"May the God of hope fill you with great joy and peace as you trust in him." Romans 15:13

Friday, October 7, 2016

He Came Home


It has been a hard week.  One of Jamison's high school classmates and friends died in a tragic hunting accident.  While this news would always hit me hard, at this point in my life, it was so very personal.  I miss having daily contact with Jamison so very much.  So Very Much.  And yet this momma will never again have contact with her son, this side of heaven.  It just wrecks me.

Plus, because I had not seen Jamison face to face, I didn't really know how he was doing in the after math of this tragedy.  It is the first peer that my kids have lost.  There is something intense about someone your own age dying.  

Plus, the little kids were missing Jay.  Mataya had refused to talk to him since he moved into the dorm.  On the brief occasions she had been around him, she would not go near him.  She told me, "I mad at him.  He go 'way!"  And Joshua had lost his wrestling partner.  For an eight year old boy, that is a huge loss.

Soooooo, when Jamison showed up at about 3:00 this afternoon, I was so grateful.  For four and a half hours, we chatted.  For the first time since he moved out, I feel like I know a bit about his life again.  

He played with the little kids.  Mataya was ALL over him.  Begging in silly toddler fashion, "Jay don't get me!  Jay don't tickle me!  Jay!  Jamison, Jayyy-missss-sssonnn don't chase me!  Jamison don't get me with your beard!!!" for his attention.  And he lavished it on her.  Chasing and hugging and tickling and playing.  

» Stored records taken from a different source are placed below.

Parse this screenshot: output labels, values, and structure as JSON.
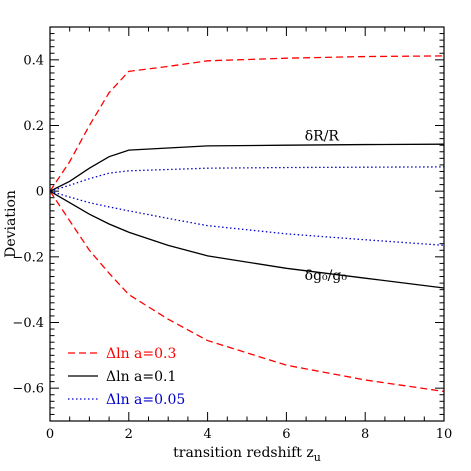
{
  "chart_data": {
    "type": "line",
    "xlabel": "transition redshift z",
    "xlabel_subscript": "u",
    "ylabel": "Deviation",
    "xlim": [
      0,
      10
    ],
    "ylim": [
      -0.7,
      0.5
    ],
    "x_ticks": [
      0,
      2,
      4,
      6,
      8,
      10
    ],
    "x_tick_labels": [
      "0",
      "2",
      "4",
      "6",
      "8",
      "10"
    ],
    "y_ticks": [
      -0.6,
      -0.4,
      -0.2,
      0,
      0.2,
      0.4
    ],
    "y_tick_labels": [
      "−0.6",
      "−0.4",
      "−0.2",
      "0",
      "0.2",
      "0.4"
    ],
    "grid": false,
    "legend_position": "bottom-left",
    "annotations": [
      {
        "text": "δR/R",
        "x": 6.9,
        "y": 0.155
      },
      {
        "text": "δg₀/g₀",
        "x": 7.0,
        "y": -0.27
      }
    ],
    "series": [
      {
        "name": "Δln a=0.3",
        "color": "#ff0000",
        "dash": "dashed",
        "group": "dR",
        "x": [
          0,
          0.5,
          1,
          1.5,
          2,
          3,
          4,
          6,
          8,
          10
        ],
        "y": [
          0,
          0.09,
          0.2,
          0.3,
          0.365,
          0.38,
          0.397,
          0.405,
          0.41,
          0.412
        ]
      },
      {
        "name": "Δln a=0.3",
        "color": "#ff0000",
        "dash": "dashed",
        "group": "dg",
        "x": [
          0,
          0.5,
          1,
          1.5,
          2,
          3,
          4,
          6,
          8,
          10
        ],
        "y": [
          0,
          -0.09,
          -0.18,
          -0.25,
          -0.315,
          -0.39,
          -0.455,
          -0.53,
          -0.575,
          -0.61
        ]
      },
      {
        "name": "Δln a=0.1",
        "color": "#000000",
        "dash": "solid",
        "group": "dR",
        "x": [
          0,
          0.5,
          1,
          1.5,
          2,
          4,
          6,
          8,
          10
        ],
        "y": [
          0,
          0.03,
          0.07,
          0.105,
          0.125,
          0.138,
          0.14,
          0.142,
          0.143
        ]
      },
      {
        "name": "Δln a=0.1",
        "color": "#000000",
        "dash": "solid",
        "group": "dg",
        "x": [
          0,
          0.5,
          1,
          1.5,
          2,
          3,
          4,
          6,
          8,
          10
        ],
        "y": [
          0,
          -0.035,
          -0.07,
          -0.1,
          -0.125,
          -0.165,
          -0.197,
          -0.235,
          -0.265,
          -0.295
        ]
      },
      {
        "name": "Δln a=0.05",
        "color": "#0000cc",
        "dash": "dotted",
        "group": "dR",
        "x": [
          0,
          0.5,
          1,
          1.5,
          2,
          4,
          6,
          8,
          10
        ],
        "y": [
          0,
          0.018,
          0.038,
          0.055,
          0.062,
          0.07,
          0.072,
          0.073,
          0.074
        ]
      },
      {
        "name": "Δln a=0.05",
        "color": "#0000cc",
        "dash": "dotted",
        "group": "dg",
        "x": [
          0,
          0.5,
          1,
          1.5,
          2,
          3,
          4,
          6,
          8,
          10
        ],
        "y": [
          0,
          -0.018,
          -0.035,
          -0.048,
          -0.06,
          -0.083,
          -0.105,
          -0.13,
          -0.148,
          -0.165
        ]
      }
    ],
    "legend": [
      {
        "label": "Δln a=0.3",
        "color": "#ff0000",
        "dash": "dashed"
      },
      {
        "label": "Δln a=0.1",
        "color": "#000000",
        "dash": "solid"
      },
      {
        "label": "Δln a=0.05",
        "color": "#0000cc",
        "dash": "dotted"
      }
    ]
  }
}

When Joshua walked in from school, Jamison jumped off the couch and greeted him in a wrestler's stance.

We had supper together.  I did his laundry.  Sierra and Jay chatted in the kitchen while I cleaned up supper.  Normal felt soooo good.

My heart is so much more relaxed this evening.  A couple of big hugs and a few hours with my son made me feel so much better.  He really is doing well.  I saw it in his eyes.

Confession - I really did not expect to miss him this much!  I truly am OK.  I don't walking around crying all the time.  I am functioning quite well - BUT there is this constant tension in my heart wondering how he is, missing the daily mundane moments of his life.  Krissy has always stopped home every couple of days, so this is all new to me.  I had no idea how pathetic I would be!  I even roll my eyes at myself sometimes!